Norway's Moose Population in Trouble for Belching

GaryC · August 23, 2007

The poor old Scandinavian moose is now being blamed for climate change, with researchers in Norway claiming that a grown moose can produce 2,100 kilos of carbon dioxide a year -- equivalent to the CO2 output resulting from a 13,000 kilometer car journey.

Norway is concerned that its national animal, the moose, is harming the climate by emitting an estimated 2,100 kilos of carbon dioxide a year through its belching and farting.

Norwegian newspapers, citing research from Norway's technical university, said a motorist would have to drive 13,000 kilometers in a car to emit as much CO2 as a moose does in a year.

Bacteria in a moose's stomach create methane gas which is considered even more destructive to the environment than carbon dioxide gas. Cows pose the same problem (more...).

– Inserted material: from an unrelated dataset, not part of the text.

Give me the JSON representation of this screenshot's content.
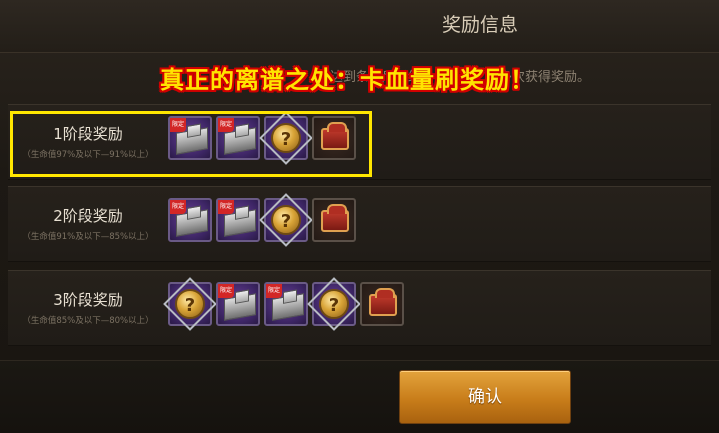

Norway has some 120,000 moose but an estimated 35,000 are expected to be killed in this year's moose hunting season, which starts on September 25, Norwegian newspaper VG reported.

http://www.spiegel.de/international/zeitge...,501145,00.html

almaty · August 23, 2007

those chopf##ks..the only moose i like is Bullwinkle...

one...two...tree · August 23, 2007

Gary, you should check out Real Climate:

About

RealClimate is a commentary site on climate science by working climate scientists for the interested public and journalists. We aim to provide a quick response to developing stories and provide the context sometimes missing in mainstream commentary. The discussion here is restricted to scientific topics and will not get involved in any political or economic implications of the science.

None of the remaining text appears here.